George Jackson, CEO of the Detroit Economic Growth Corp. (DEGC) and a noted opponent of baseball-related activity on the Tiger Stadium site (his solution: big box! big box! big box! at a time when big-box retailers are retrenching), is accusing the conservancy of blocking any development because, as he says, the group is insisting on a full playing field on the site. This opposition, he says, has helped shoot down a proposed headquarters for the nonprofit Parade Company and an accompanying strip mall.
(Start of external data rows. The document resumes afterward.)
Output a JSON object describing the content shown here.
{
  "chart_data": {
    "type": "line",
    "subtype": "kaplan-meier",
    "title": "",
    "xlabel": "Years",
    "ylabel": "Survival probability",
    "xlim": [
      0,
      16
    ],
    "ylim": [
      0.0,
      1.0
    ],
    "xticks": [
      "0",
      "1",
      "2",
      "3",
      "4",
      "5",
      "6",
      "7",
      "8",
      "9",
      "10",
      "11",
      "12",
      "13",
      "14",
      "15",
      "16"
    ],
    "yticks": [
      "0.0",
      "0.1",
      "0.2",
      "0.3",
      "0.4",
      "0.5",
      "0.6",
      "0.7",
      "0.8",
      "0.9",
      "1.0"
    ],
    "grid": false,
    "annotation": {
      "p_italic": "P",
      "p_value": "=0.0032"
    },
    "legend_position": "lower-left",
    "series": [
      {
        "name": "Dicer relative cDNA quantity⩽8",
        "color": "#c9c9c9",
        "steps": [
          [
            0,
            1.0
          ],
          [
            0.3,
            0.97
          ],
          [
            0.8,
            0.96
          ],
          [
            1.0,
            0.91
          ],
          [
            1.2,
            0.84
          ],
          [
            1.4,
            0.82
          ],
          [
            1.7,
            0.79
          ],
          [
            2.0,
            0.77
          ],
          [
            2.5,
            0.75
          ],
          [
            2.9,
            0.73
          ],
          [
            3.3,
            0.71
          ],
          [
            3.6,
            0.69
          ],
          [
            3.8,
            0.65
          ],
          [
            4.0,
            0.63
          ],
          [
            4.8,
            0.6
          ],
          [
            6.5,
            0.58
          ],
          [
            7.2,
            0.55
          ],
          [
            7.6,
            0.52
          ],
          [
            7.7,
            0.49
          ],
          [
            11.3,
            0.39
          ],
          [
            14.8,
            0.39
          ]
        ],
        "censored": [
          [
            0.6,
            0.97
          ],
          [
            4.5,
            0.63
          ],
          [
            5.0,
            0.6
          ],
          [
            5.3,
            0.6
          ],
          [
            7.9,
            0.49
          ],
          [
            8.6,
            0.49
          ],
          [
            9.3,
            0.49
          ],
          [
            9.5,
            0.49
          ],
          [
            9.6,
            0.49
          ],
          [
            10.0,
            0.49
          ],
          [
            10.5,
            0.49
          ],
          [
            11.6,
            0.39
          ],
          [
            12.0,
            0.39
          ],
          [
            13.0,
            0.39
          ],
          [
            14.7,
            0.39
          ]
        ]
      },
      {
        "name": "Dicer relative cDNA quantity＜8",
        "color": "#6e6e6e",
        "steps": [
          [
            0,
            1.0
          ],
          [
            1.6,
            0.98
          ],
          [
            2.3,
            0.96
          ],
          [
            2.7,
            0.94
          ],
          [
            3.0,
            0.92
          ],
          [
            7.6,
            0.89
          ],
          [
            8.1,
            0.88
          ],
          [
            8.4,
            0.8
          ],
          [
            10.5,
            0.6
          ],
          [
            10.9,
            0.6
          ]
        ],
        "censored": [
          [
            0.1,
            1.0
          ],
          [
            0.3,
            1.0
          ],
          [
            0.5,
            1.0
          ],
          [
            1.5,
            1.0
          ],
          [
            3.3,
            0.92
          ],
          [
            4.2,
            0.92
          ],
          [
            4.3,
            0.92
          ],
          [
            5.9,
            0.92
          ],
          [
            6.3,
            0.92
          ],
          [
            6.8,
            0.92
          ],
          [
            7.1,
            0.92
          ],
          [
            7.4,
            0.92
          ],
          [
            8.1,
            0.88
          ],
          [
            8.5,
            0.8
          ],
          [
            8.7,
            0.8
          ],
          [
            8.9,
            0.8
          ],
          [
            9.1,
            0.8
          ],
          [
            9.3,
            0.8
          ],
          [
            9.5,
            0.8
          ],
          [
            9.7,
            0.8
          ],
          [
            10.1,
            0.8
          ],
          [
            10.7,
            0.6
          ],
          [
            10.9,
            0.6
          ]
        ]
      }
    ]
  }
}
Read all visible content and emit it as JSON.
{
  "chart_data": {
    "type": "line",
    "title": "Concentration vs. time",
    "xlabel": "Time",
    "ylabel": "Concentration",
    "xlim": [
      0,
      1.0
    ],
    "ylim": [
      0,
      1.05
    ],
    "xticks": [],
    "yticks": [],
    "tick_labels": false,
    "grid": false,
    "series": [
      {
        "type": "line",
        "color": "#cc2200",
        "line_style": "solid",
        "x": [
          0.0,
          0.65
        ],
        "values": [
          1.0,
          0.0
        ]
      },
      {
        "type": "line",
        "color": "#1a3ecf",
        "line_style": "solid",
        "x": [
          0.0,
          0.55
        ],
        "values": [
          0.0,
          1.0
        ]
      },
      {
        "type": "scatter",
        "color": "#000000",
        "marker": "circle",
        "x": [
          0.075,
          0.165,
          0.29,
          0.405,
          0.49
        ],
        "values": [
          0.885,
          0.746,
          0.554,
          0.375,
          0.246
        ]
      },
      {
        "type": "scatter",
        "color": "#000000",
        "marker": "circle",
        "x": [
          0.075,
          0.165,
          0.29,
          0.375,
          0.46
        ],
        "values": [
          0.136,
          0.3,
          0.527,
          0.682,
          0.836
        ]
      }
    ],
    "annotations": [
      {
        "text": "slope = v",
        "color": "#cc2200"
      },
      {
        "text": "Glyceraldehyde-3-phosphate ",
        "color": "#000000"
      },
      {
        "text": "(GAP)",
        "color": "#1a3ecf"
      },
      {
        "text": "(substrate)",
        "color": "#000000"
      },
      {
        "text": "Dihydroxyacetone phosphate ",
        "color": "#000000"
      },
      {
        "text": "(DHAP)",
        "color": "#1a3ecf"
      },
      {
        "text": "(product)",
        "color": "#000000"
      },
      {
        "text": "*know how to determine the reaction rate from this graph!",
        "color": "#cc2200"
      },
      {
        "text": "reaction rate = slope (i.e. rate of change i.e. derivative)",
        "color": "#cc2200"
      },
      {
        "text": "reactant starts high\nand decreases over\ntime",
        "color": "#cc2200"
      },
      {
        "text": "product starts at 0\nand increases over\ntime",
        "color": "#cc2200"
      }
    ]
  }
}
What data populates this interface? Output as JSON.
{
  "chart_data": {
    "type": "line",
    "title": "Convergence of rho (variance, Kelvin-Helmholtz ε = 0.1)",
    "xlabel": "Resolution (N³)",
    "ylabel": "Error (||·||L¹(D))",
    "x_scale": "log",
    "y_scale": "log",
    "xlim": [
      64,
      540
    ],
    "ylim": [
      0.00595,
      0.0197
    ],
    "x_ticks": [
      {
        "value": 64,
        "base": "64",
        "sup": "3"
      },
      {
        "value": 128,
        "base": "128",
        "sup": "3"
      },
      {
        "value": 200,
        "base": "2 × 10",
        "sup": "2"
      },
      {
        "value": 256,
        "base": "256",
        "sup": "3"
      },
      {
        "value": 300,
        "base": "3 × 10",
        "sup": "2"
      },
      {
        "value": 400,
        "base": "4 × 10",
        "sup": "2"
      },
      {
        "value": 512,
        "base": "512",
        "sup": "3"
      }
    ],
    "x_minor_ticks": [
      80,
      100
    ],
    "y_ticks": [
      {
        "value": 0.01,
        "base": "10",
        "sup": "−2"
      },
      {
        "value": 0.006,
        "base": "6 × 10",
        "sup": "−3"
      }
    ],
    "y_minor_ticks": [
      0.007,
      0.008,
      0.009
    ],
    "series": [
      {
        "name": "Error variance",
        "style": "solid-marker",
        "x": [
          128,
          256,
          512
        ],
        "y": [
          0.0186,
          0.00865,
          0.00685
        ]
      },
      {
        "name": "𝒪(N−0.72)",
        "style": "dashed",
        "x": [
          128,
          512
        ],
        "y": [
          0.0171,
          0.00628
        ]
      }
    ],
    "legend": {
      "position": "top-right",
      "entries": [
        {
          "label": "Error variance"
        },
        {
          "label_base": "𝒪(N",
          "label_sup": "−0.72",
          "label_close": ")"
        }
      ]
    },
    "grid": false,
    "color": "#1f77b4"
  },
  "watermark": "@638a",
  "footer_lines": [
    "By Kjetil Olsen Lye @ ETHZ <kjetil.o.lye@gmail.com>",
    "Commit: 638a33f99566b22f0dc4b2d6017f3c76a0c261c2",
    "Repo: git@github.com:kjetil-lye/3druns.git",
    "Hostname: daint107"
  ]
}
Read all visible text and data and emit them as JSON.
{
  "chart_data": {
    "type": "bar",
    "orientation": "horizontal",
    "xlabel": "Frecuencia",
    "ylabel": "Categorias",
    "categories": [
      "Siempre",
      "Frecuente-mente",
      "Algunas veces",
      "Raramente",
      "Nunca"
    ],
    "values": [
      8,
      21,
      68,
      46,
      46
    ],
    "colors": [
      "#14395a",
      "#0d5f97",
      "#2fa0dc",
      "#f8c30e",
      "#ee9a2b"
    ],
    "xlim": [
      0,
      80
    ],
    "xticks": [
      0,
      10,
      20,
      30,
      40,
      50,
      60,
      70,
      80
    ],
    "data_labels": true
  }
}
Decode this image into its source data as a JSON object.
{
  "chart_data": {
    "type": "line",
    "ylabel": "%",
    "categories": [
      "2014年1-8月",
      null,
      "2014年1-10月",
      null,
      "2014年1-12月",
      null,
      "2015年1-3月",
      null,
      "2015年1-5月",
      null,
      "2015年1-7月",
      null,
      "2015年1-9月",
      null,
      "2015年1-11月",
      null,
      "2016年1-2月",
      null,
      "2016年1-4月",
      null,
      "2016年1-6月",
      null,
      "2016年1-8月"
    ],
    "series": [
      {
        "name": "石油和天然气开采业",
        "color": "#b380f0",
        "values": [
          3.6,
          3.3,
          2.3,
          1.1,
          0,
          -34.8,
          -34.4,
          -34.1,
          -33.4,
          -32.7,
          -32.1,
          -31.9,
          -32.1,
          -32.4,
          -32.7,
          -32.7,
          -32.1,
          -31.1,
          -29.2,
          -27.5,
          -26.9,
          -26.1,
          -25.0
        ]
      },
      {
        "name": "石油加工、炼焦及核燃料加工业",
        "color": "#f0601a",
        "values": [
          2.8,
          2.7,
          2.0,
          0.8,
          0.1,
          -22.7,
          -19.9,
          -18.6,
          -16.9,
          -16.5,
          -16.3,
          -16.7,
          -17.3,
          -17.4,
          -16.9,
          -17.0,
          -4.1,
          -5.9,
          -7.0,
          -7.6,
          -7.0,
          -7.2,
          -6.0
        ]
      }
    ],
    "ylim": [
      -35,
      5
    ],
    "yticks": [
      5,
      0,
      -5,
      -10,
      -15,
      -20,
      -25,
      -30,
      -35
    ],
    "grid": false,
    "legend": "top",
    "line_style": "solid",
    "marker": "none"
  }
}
Not so, says Conservancy President Thomas Linn: “It was our preference to preserve more of the ball field, but I don’t think it was our preference to say, ‘No, no, never’,” he told the Detroit Free Press.
Now, there are a lot of reasons to take Jackson’s comments with a dozen shakers of salt: his DEGC was set and determined to tear down Tiger Stadium no matter what was proposed, and ceding such power to the Old Tiger Stadium Conservancy shows how ineffectual his agency was at finding an imaginative new use for the site. Detroit is on the rebound with the auto industry coming back and a host of imaginative new businesses establishing operations in the city, but there’s a long way before the city can be deemed economically healthy. Now that the city is broke and the conservancy holds millions in redevelopment funds for the site, Jackson is urging compromise. The obvious compromise that would have made the site very attractive for developers would have been the restoration of the Navin Field grandstand, providing a Corktown attraction and still leaving the vast majority of the old ballpark site available for development. But Detroit officials had only one use in mind for the ballpark site — to create a site friendly for a big-box retailer — and while it’s admirable they want to see a land use that adds to the city tax rolls, the unique nature of the site demands a unique solution. Jackson shot down a proposal by MLB to turn the site into a baseball youth academy (a proposal still out there, we hear), but after a decade seeking to persuade Wal-Mart to take up residence at Michigan and Trumbull, maybe Jackson and crew are willing to work with Sen. Levin and the conservancy on a plan that makes an economic input while preserving the memories of Tiger Stadium.